CSU-Chef Markus Söder hat bei der Winterklausur der CSU-Landtagsfraktion im Kloster Banz eine Zusammenlegung deutscher Bundesländer gefordert. Ziel seien weniger, aber größere Länder, um die Leistungsfähigkeit und Effizienz zu steigern.

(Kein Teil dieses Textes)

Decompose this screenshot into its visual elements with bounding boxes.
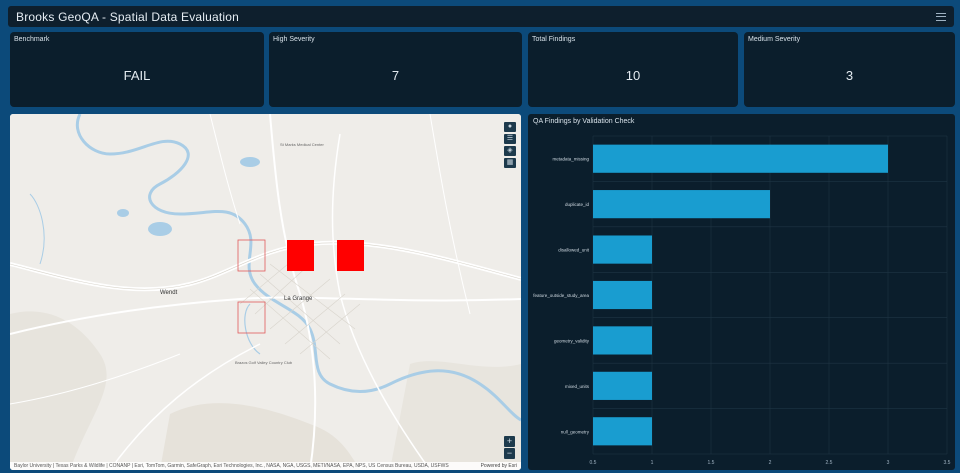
x-tick-label: 1.5: [708, 460, 715, 466]
flagged-area-outline[interactable]: [237, 301, 266, 334]
card-value: 7: [391, 68, 400, 83]
x-tick-label: 1: [651, 460, 654, 466]
category-label: feature_outside_study_area: [533, 293, 589, 298]
total-findings-card: Total Findings 10: [528, 32, 738, 107]
bar-mixed-units[interactable]: [593, 371, 652, 400]
high-severity-card: High Severity 7: [269, 32, 522, 107]
flagged-area-high[interactable]: [287, 240, 314, 271]
zoom-in-button[interactable]: +: [504, 436, 515, 447]
category-label: null_geometry: [561, 429, 590, 434]
card-value: FAIL: [123, 68, 151, 83]
map-view[interactable]: Wendt La Grange St Marks Medical Center …: [10, 114, 521, 470]
x-tick-label: 3: [887, 460, 890, 466]
card-value: 3: [845, 68, 854, 83]
bar-geometry-validity[interactable]: [593, 326, 652, 355]
category-label: mixed_units: [565, 384, 590, 389]
card-value: 10: [625, 68, 641, 83]
x-tick-label: 3.5: [944, 460, 951, 466]
basemap[interactable]: [10, 114, 521, 470]
poi-label-country-club: Brazos Golf Valley Country Club: [235, 360, 293, 365]
town-label-la-grange: La Grange: [284, 296, 313, 302]
card-label: Benchmark: [14, 36, 50, 43]
x-tick-label: 2.5: [826, 460, 833, 466]
flagged-area-high[interactable]: [337, 240, 364, 271]
layers-list-icon[interactable]: ☰: [504, 134, 516, 144]
attribution-text: Baylor University | Texas Parks & Wildli…: [14, 463, 449, 469]
basemap-icon[interactable]: ▦: [504, 158, 516, 168]
powered-by-esri[interactable]: Powered by Esri: [480, 463, 517, 469]
category-label: geometry_validity: [554, 338, 590, 343]
card-label: High Severity: [273, 36, 315, 43]
benchmark-card: Benchmark FAIL: [10, 32, 264, 107]
bar-null-geometry[interactable]: [593, 417, 652, 446]
zoom-out-button[interactable]: −: [504, 448, 515, 459]
card-label: Medium Severity: [748, 36, 801, 43]
layers-icon[interactable]: ◈: [504, 146, 516, 156]
flagged-area-outline[interactable]: [237, 239, 266, 272]
category-label: metadata_missing: [552, 157, 589, 162]
bar-feature-outside-study-area[interactable]: [593, 280, 652, 310]
x-tick-label: 0.5: [590, 460, 597, 466]
bar-duplicate-id[interactable]: [593, 190, 770, 219]
town-label-wendt: Wendt: [160, 290, 178, 296]
app-header: Brooks GeoQA - Spatial Data Evaluation: [8, 6, 954, 27]
card-label: Total Findings: [532, 36, 576, 43]
person-icon[interactable]: ●: [504, 122, 516, 132]
hamburger-menu-icon[interactable]: [936, 12, 946, 21]
poi-label-medical: St Marks Medical Center: [280, 142, 324, 147]
bar-metadata-missing[interactable]: [593, 144, 888, 173]
findings-bar-chart: 0.5 1 1.5 2 2.5 3 3.5 metadata_missing duplicate…: [533, 135, 951, 466]
map-toolbar: ● ☰ ◈ ▦: [504, 122, 516, 168]
x-tick-label: 2: [769, 460, 772, 466]
findings-chart-panel: QA Findings by Validation Check 0.5 1 1.5 2…: [528, 114, 955, 470]
medium-severity-card: Medium Severity 3: [744, 32, 955, 107]
map-attribution: Baylor University | Texas Parks & Wildli…: [10, 462, 521, 470]
category-label: duplicate_id: [565, 202, 590, 207]
bar-disallowed-unit[interactable]: [593, 235, 652, 264]
chart-title: QA Findings by Validation Check: [533, 118, 635, 125]
category-label: disallowed_unit: [558, 248, 590, 253]
page-title: Brooks GeoQA - Spatial Data Evaluation: [16, 9, 240, 24]
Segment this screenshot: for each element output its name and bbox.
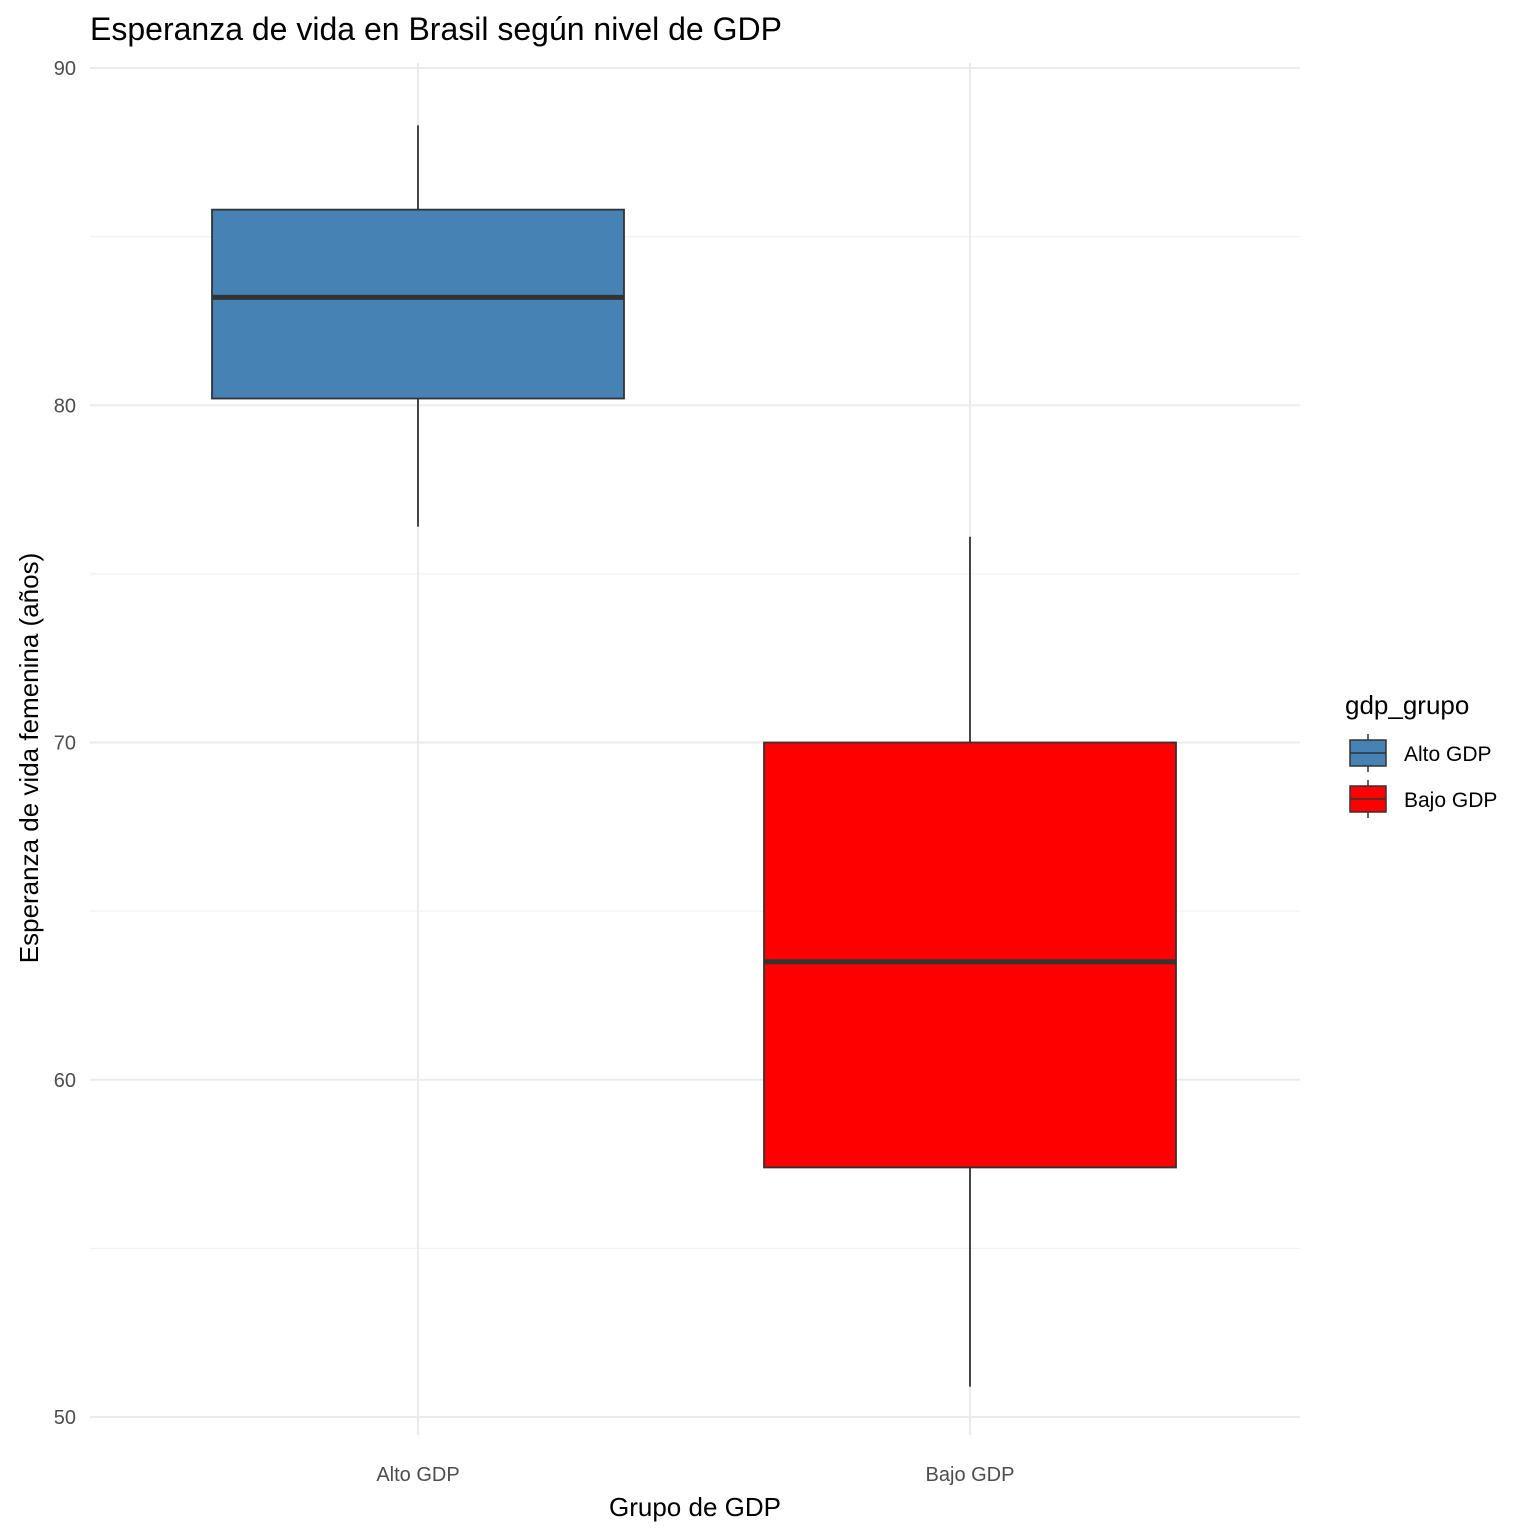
y-tick-label: 70 [54,733,76,755]
box-bajo-gdp [763,536,1177,1387]
box-iqr [763,741,1177,1169]
x-tick-label: Alto GDP [376,1464,459,1486]
boxes [211,125,1177,1387]
box-alto-gdp [211,125,625,527]
y-tick-labels: 50 60 70 80 90 [54,58,76,1429]
y-tick-label: 90 [54,58,76,80]
x-tick-label: Bajo GDP [926,1464,1015,1486]
legend-label: Bajo GDP [1404,789,1497,812]
y-axis-title: Esperanza de vida femenina (años) [14,553,44,963]
legend-key [1349,780,1387,818]
legend-title: gdp_grupo [1345,690,1469,720]
x-axis-title: Grupo de GDP [609,1492,781,1522]
legend-label: Alto GDP [1404,743,1492,766]
grid [90,63,1300,1435]
box-iqr [211,208,625,400]
y-tick-label: 80 [54,395,76,417]
x-tick-labels: Alto GDP Bajo GDP [376,1464,1014,1486]
legend-key [1349,734,1387,772]
y-tick-label: 60 [54,1070,76,1092]
chart-title: Esperanza de vida en Brasil según nivel … [90,11,782,47]
legend: gdp_grupo Alto GDP Bajo GDP [1345,690,1497,818]
y-tick-label: 50 [54,1407,76,1429]
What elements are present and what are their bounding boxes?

Einige kleinere Bundesländer seien laut Söder kaum noch lebensfähig und würden von finanzstarken Ländern wie Bayern mitgetragen.
Fakt ist: Die Hälfte aller 16 Länder hat weniger als drei Millionen Einwohner: Bremen, das Saarland, Mecklenburg-Vorpommern, Hamburg, Thüringen, Sachsen-Anhalt, Brandenburg und Schleswig-Holstein.
Er sprach sich zudem für ein Ende der Doppelstrukturen zwischen Berlin und Bonn aus, da diese unnötig Geld kosteten. Welche Länder konkret fusionieren sollten, ließ Söder offen – in der Vergangenheit hatte er aber Bremen und das Saarland als mögliche Kandidaten genannt.
Die saarländische Ministerpräsidentin Anke Rehlinger (SPD) reagierte mit Spott und Ironie und erinnerte daran, dass Bayern selbst lange Zeit ein Nehmerland im Finanzausgleich war.
Eine Neugliederung der Länder gilt als politisch und rechtlich schwierig, da sie sowohl ein Bundesgesetz als auch Volksentscheide in den betroffenen Ländern erfordert. Ein ähnlicher Versuch scheiterte 1996 zwischen Berlin und Brandenburg.
Söder kritisierte außerdem den Länderfinanzausgleich, den er in seiner jetzigen Form für nicht zukunftsfähig hält, und plädierte dafür, die Bundesministerien ausschließlich in Berlin oder gegebenenfalls im Osten Deutschlands anzusiedeln.